Re: [PATCH v3 1/3] mm/khugepaged: Take the right locks for page table retraction

From: Jann Horn
Date: Mon Nov 28 2022 - 12:29:05 EST


On Mon, Nov 28, 2022 at 2:53 PM David Hildenbrand <david@xxxxxxxxxx> wrote:
> On 25.11.22 22:37, Jann Horn wrote:
> > pagetable walks on address ranges mapped by VMAs can be done under the mmap
> > lock, the lock of an anon_vma attached to the VMA, or the lock of the VMA's
> > address_space. Only one of these needs to be held, and it does not need to
> > be held in exclusive mode.
> >
> > Under those circumstances, the rules for concurrent access to page table
> > entries are:
> >
> > - Terminal page table entries (entries that don't point to another page
> > table) can be arbitrarily changed under the page table lock, with the
> > exception that they always need to be consistent for
> > hardware page table walks and lockless_pages_from_mm().
> > This includes that they can be changed into non-terminal entries.
> > - Non-terminal page table entries (which point to another page table)
> > can not be modified; readers are allowed to READ_ONCE() an entry, verify
> > that it is non-terminal, and then assume that its value will stay as-is.
> >
> > Retracting a page table involves modifying a non-terminal entry, so
> > page-table-level locks are insufficient to protect against concurrent
> > page table traversal; it requires taking all the higher-level locks under
> > which it is possible to start a page walk in the relevant range in
> > exclusive mode.
> >
> > The collapse_huge_page() path for anonymous THP already follows this rule,
> > but the shmem/file THP path was getting it wrong, making it possible for
> > concurrent rmap-based operations to cause corruption.
>
> This sounds sane and correct to me. No expert on file-THP, though.
>
> For anon-THP it's the mmap lock and the rmap locks. I assume the only
> difference for file-THP is that the rmap lock is actually the mapping
> lock. Looking at rmap_walk_file(), that seems to be the case.
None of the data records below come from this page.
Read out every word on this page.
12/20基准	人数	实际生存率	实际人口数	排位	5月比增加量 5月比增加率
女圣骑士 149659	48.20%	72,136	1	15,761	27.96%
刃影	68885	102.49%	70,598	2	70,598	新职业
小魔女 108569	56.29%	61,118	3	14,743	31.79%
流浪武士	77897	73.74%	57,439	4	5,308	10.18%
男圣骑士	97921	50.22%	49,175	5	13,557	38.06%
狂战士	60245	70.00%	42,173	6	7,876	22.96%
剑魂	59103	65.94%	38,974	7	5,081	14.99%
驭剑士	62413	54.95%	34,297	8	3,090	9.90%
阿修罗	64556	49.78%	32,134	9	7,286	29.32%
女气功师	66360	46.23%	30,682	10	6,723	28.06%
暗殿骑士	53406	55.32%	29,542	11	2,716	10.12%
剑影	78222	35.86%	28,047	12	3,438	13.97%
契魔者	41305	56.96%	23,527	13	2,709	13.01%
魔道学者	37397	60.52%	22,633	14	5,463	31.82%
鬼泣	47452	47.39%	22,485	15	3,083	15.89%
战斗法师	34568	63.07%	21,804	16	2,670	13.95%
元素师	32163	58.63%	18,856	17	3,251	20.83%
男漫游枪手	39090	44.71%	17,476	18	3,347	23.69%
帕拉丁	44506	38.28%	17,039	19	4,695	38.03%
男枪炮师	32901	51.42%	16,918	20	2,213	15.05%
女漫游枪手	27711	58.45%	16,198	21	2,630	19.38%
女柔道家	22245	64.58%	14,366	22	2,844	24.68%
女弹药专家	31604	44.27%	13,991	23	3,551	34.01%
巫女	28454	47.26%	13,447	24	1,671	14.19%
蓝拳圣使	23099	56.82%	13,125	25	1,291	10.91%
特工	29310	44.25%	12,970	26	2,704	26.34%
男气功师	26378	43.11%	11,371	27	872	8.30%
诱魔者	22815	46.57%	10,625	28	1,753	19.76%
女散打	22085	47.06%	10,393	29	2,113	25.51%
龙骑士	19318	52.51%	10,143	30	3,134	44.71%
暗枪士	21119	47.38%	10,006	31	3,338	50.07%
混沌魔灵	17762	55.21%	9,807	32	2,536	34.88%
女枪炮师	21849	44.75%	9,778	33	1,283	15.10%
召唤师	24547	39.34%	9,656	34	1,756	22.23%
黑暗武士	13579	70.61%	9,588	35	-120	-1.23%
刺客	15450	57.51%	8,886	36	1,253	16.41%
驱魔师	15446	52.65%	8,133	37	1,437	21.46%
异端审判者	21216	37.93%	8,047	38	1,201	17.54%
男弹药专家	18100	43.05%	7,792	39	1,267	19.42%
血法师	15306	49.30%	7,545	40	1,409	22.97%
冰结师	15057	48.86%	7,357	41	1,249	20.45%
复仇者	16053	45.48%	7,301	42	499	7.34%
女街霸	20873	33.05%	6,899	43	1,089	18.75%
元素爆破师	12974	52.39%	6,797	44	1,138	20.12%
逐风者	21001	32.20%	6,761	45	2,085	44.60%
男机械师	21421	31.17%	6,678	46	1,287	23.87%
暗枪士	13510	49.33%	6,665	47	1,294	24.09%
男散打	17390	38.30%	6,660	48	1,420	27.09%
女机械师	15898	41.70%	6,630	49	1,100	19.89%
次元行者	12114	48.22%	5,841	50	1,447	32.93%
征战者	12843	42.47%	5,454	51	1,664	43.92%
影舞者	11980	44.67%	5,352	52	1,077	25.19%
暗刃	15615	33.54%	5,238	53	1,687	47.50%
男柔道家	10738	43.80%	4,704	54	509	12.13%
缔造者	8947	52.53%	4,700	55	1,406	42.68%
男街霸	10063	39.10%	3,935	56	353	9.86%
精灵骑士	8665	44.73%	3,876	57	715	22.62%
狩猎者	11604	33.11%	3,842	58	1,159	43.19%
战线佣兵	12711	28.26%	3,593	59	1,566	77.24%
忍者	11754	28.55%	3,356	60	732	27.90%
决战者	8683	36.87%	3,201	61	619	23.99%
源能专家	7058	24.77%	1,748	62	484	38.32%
Yeah. You can also have private file VMAs that are associated with
both a mapping and a set of anon_vmas, and in that case you would need
to lock the mmap, the mapping, and the anon_vma root; but the file THP
code in khugepaged instead just bails on file VMAs with an anon_vma.

> I wish at least PTE table removal could be done easier ... I already
> experimented some time ago with some ideas (e.g., lock in PMD table
> memmap) but it's all far from trivial and space in the memmap is rare.

Because you want it to be faster? Is that for the THP usecase or something else?